Davy is just the latest financial scandal - brokers take note

MONEY MATTERS: BY JILL KERBY

The fallout from the Davy Stockbrokers bond scandal continues with Bank of Ireland entering the fray by expressing interest in buying the group, which includes not just broker services but wealth management via Davy Select division.

Just a handful of the 16 senior executives and managers responsible for the secret, private sale/purchase of a cache of Anglo Irish Bank bonds from a client who in 2014 engaged the firm to sell them on his behalf have now resigned or retired early after the Central Bank fined the firm €4.1million for this failure of governance and is understood to be part of an investigation into whether there are charges that can or should be laid against the Davy directors/employees involved in the bond deal.

As this case shows, the wheels of justice can turn exceedingly slow when it comes to financial mismanagement and misgovernance, as anyone who has made a complaint against a large institution knows.

Time and again, banks, stockbrokers and insurance companies also regularly missell personal finance products to clients and get away with it: my first experience of this – exactly 30 years ago – was the widespread misselling of expensive endowment mortages, a market that eventually collapsed when their poor value due to the huge cost of fees, commissions being paid to banks and financial brokers, and the complete lack of transparency, was revealed.

Next was the ongoing scandal about bombing-out whole of life assurance policies, widely used to try and fund education costs for children and mistakenly for life ‘insurance’ policies. The industry pretty much won that round.

Then there was the widespread misselling and downright forgery of customer signatures on payment protection insurance being pushed by lenders of credit card balances and personal loans: billions were repaid in the UK, tens of millions here.

And who can forget the economic catastrophe of mortgate misselling during our decade long property boom to 2008 and the more recent tracker mortgage scandal?

At the core of all these scandals was the payment of commission and fees, and stockbrokers are very much part of the pantheon of such earners, whether from government, corporate or individual clients transactions.

They also trade on their own account – which has always struck me as the most blatant conflict of interest – and as the 2014 event shows, even put themselves on the other side of such transactions, unbeknownst to their client.

The prime function of every bank stockbroking firm, every fund management company is to make money from the account and transaction fees and commissions they charge customers. If they have any sense of fair play and good business practice they are upfront about these costs, can justify them and hope that the client makes a profit too.

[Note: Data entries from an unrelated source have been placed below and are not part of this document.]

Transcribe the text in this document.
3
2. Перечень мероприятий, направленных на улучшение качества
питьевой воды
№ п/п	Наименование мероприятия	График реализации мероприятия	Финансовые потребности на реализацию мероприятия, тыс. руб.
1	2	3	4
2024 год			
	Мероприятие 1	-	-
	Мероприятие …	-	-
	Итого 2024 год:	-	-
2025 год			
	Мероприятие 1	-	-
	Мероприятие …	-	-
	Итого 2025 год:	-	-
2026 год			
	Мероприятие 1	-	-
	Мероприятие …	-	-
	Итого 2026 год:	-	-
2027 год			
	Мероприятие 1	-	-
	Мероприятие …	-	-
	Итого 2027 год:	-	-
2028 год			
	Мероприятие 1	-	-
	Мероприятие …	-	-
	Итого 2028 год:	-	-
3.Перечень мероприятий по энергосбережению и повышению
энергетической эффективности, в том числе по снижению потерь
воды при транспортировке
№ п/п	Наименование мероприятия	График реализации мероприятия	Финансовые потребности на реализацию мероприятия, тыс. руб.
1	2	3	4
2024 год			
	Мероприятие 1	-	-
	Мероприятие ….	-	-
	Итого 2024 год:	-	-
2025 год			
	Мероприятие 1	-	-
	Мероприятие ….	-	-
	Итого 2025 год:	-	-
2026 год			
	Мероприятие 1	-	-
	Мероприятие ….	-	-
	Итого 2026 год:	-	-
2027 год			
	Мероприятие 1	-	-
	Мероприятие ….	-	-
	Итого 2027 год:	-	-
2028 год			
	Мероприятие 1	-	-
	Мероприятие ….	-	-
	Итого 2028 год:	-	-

Anyone who does business with a stockbroker certainly knows that payment for the buying and selling of shares is via a commission. Ongoing ‘wealth management’ account fees are also common, especially if the stockbroker had discretionary authority over the portfolio.

But ‘wealth management’ has changed over the years and many people now buy shares directly via lower cost online platforms and even prefer to put together their own ‘self-directed’ pension this way, though pension regulations require input from intermediaries like trustees.

After the economic crash, facilitating this desire for self-directed investing resulted in Davy setting up an extensive online platform for just this purpose.

They also arranged for ‘financial intermediaries’, as they call them – commission remunerated brokers in reality - who post-crash were struggling to keep let alone drum up new business. They too were enticed onto this new online investment ‘marketplace’.

Today, a few hundred broker firms – many who describe themselves as ‘independent advisers’ – are linked to the Davy Select service.

Some also claim to be fee-based. It is understood that Davy pay a 0.5% initial upfront commission payment based on the value of the client fund that is brought to the platform (often from existing life and pension providers) plus an annual ‘trail’ commission of 0.5%.

According to fee-based, certified chartered financial planner, Marc Westlake of Global Wealth Management, “Davy have used their own money to buy in business with the expectation that they would recover that initial outlay from future transactions.”

For every €100,000 this would anount to €500; a €1 million pension or ARF would result in a front ended payment by Davy to the intermediary of €5,000 and the same again every year as trail commission. [Full disclosure, Marc Westlake is my financial planner.]

People need to be clear, says Westlake, that brokers who take commissions – whether from the conventional pension providers or the likes of Davy, “are still sales intermediaries, not advisers.”

The events of the past fortnight should remind everyone that trust has to be at the heart of every investment transaction, at every level.

The Central Bank may want to reconsider its stance on commissions given how the Davy scandal has further contributed to distrust in financial institutions.

If Bank of Ireland ends up taking over the Davy Group – again – it should too.